The Pepsi Riot: a case study in when content goes bad

Matt Batten, ECD of Edge
By Matt Batten, ECD of Edge | 6 April 2017
Matt Batten, Edge.

The big news this week is the launch of Pepsi’s multi-million dollar showcase content film, the instant backlash, and the brand’s immediate withdrawal of the work.

I apologise for making you see something that cannot be unseen.

If you feel duped into watching this abhorrent piece of work, thusly adding to the view tally, rest-assured neither the agency nor the brand are likely to assume the millions of views are a sign of success.

The brand’s immediate action of pulling the film from their online channels, and the issue of several apologies, is proof positive that they know they did something wrong.

Aside from it being a pitiful piece of film starring several millennial icons and way too many brand mnemonics, the surge of criticism focuses on the misappropriation of protests and peaceful demonstrations which have become a powerful and meaningful movement for people to try and make positive change – not the least of which was Black Lives Matter.

The Pepsi film has even been constructed so that a particular image from a real Black Lives Matter demonstration has been carefully reconstructed as a scene, albeit with cans of soda.


Such a detail does a great disservice to the symbolism of that genuine movement.

So where did it all go wrong?

It’s easy – especially for the ECD of a creative ad agency that has content at its heart – to notice that the film was the brainchild of Pepsi’s own internal content division, Creators League Studio, and point the finger of derision with a tsk, tsk, tsk.

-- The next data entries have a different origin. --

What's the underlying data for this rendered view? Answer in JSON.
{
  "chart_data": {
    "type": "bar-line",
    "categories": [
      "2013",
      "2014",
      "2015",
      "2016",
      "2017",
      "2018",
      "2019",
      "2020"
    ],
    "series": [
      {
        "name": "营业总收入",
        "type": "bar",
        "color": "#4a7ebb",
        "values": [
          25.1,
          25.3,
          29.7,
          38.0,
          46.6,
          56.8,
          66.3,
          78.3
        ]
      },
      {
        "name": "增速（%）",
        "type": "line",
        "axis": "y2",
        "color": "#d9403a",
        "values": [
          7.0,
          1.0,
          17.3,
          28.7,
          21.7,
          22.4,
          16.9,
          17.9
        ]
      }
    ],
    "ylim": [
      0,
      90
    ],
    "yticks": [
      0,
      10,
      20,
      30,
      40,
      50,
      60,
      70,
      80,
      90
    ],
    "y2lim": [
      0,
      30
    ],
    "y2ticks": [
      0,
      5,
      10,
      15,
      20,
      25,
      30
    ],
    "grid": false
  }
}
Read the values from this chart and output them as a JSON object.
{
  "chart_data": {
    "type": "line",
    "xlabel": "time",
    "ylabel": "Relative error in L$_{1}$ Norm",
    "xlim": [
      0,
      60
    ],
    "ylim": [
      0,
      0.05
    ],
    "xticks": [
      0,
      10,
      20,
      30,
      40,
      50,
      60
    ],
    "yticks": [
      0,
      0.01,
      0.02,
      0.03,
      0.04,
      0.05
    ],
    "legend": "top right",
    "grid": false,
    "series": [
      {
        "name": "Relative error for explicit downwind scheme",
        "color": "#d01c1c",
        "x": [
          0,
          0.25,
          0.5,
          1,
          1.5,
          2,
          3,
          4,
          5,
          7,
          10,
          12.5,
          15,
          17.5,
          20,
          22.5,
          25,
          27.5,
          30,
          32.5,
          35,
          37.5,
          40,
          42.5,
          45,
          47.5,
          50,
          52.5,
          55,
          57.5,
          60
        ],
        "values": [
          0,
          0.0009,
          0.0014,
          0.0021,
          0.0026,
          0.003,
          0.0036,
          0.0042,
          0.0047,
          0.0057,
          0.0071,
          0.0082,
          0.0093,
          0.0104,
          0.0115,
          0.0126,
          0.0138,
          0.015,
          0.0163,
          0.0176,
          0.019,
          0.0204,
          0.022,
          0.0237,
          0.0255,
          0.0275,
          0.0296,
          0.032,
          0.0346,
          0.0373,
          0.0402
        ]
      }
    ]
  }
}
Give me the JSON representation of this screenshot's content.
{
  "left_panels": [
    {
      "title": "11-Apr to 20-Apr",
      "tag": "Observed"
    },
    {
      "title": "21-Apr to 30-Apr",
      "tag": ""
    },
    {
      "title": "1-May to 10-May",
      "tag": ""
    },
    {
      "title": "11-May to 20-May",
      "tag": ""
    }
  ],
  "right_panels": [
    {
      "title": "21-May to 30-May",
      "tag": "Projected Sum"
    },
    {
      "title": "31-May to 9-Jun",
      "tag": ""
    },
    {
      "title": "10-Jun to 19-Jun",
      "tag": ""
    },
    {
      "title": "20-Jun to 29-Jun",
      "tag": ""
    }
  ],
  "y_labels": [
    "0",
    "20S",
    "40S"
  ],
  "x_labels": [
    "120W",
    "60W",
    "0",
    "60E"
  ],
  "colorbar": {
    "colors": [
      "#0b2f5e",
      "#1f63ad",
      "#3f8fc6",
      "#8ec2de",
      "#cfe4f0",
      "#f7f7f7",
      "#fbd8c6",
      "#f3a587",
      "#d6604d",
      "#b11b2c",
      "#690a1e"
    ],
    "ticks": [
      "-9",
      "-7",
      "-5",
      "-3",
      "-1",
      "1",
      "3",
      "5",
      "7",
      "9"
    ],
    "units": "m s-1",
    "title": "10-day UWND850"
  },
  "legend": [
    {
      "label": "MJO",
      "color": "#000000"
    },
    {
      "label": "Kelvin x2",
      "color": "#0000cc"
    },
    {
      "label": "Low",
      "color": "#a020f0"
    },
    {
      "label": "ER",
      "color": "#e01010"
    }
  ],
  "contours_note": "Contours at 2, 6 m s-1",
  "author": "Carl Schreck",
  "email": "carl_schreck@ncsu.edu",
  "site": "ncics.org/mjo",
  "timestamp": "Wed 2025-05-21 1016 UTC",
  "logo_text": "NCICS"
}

Leave the advertising to the experts.

But there’s more at the heart of this.

In all likelihood, Pepsi hired talented and experienced marketers and advertising creatives to staff their internal content studio (one would hope), however their model is based on collaborating with freelance creators, writers and film-makers on a project basis.

And while there are many talented cinematographers and screenwriters and content creators out there, brand marketing is a specialist skill that requires experience and understanding of the value of an idea for the purpose of selling a product to the right people at the right time in the right place. That’s what client’s are paying agencies for.

Pepsi assumed they could build a hive of content creators to produce their marketing, while they undertook the responsibility of marketing intelligence for themselves.

Whichever way you slice it, the responsibility for this falls on the client – the individual brand managers and content marketing managers who tote around a Pespi business card. They approved this idea.


Putting aside the big issue of trivialising the vox populi, the ad reads like a checklist of client requirements:

Open on product shot – tick

Overpaid celebrity to connect with Millennial audience – tick

Overt diversity to show inclusion – tick

Obvious use of brand colour (blue) throughout – tick

Product placement at 21 seconds – tick

Product placement at 42 seconds – tick

Product placement at 51 seconds – tick

Product placement at 1:14 – tick

Hero product shot at 1:49 – tick

Positive emotional interaction over product – tick

Product central to saving the day – tick

Positive response to product as hero – tick

High-fives – tick

Celebrity hero shot – tock

Logo – boom


One can imagine the team litany of data-fuelled insights and trend-watching that inspired this attempt at fabricated storytelling to resonate with a target audience. I bet there were genuine high-fives around the boardroom table. #NailedIt

But it’s not genuine. And even when it’s OK to be contrived, it didn’t come from the heart. The amalgam of insights and social mores turned into a real-life Frankenstein’s monster that rampaged the village.

The irony is that Pepsi’s poor attempt at leveraging the people’s right to demonstrate, incited the people to demonstrate.

Pitch forks. Torches. Gate.

With no agency to be the buffer, scapegoat, or voice of reason in the first place.